Jadąc ostatnio zaświeciła mi się spiralka i turbina przeszła w tryb awaryjny. Auto nie mialo mocy itp.
Po podłączeniu do komp pojawił się błąd turbo. Nie dało się też ruszyć cięgnem które kieruje geometrią.
Ewidentnie było do przeczyszczenia,zapiekło się.
Mechanik wyciągnął turbinę i zabrał się za jej rozkręcanie i tutaj zonk..... W cześci wydechowej każda łopatka wirnika była uszkodzona, przez jakąś blaszkę która wyleciała stamtąd przy rozbieraniu turbiny.
Zastanawialiśmy się z mechanikiem co to za blaszka, wyglądała ona jak jakaś ala klapka przepustnicy...
Oddałem turbo do regeneracji, zamontowaliśmy.
Turbina jest ok, ale co się okazało pojawił się problem z EGR..... ta blaszka która latała w turbinie to klapka z zaworu egr, poprostu się urwała i wpadła do turbiny i narozrabiała.

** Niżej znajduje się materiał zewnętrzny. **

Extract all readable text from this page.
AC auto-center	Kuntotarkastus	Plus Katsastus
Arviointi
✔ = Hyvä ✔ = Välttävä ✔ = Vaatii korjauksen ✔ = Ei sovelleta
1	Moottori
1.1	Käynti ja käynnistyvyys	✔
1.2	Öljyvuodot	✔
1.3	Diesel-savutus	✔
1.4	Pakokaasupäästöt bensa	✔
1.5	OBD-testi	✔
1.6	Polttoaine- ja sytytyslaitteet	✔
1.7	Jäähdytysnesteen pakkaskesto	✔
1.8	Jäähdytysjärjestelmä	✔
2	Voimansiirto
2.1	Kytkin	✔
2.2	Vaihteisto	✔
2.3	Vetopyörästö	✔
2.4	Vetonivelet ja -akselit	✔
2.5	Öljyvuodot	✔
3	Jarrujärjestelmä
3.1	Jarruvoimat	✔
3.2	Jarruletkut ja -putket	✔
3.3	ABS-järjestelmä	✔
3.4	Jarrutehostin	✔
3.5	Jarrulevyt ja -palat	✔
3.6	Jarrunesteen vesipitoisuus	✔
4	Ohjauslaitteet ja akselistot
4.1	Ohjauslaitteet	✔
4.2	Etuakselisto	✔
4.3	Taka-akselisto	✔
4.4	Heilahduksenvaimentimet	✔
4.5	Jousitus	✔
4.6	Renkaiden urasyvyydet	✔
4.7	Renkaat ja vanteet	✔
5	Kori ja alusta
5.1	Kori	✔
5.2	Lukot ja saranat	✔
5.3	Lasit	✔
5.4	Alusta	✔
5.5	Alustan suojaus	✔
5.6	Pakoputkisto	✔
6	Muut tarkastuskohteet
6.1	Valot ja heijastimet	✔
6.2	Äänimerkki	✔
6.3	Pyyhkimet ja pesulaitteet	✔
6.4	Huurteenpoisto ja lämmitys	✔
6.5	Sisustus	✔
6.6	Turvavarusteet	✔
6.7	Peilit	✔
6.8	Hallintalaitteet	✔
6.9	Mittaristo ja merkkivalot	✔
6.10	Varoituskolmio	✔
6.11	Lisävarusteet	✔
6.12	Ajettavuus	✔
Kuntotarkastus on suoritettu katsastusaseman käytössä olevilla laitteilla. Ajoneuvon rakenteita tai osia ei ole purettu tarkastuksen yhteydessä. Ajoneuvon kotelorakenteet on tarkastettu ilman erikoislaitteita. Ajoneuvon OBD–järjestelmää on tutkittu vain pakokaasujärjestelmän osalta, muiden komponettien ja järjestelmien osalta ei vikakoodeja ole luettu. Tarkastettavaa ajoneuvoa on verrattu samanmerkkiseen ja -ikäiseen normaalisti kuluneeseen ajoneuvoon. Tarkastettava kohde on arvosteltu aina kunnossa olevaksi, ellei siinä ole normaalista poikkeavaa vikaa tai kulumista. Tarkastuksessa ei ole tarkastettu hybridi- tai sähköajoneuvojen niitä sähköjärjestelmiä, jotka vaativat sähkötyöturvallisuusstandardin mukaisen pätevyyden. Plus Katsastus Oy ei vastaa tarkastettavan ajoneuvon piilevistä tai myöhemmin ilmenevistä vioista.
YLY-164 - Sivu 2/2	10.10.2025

Tak więc w egr nie ma w ogóle klapki, i dmucha koło cięgna od klapki (miejsce zaznaczone strzałką) i auto nie ma mocy, w zakresie obrotów 1000-2500obr/min.
I tutaj pojawia się moje pytanie.
Dużo ludzi zaślepia EGR, bo jest zbędny.
Mam dwie opcję kupić egr i wstawić albo zaślepić.
Jak go zaślepić? w którym miejscu wstawić blaszkę?
Czy wstawienie blaszek w miejca zaznaczone zieloną strzałką wyeliminują całkiem egr , i dmuchanie ustanie?
Troche zamotałem ale mam nadzieję że ktoś mi objaśni

Dzieki za odp.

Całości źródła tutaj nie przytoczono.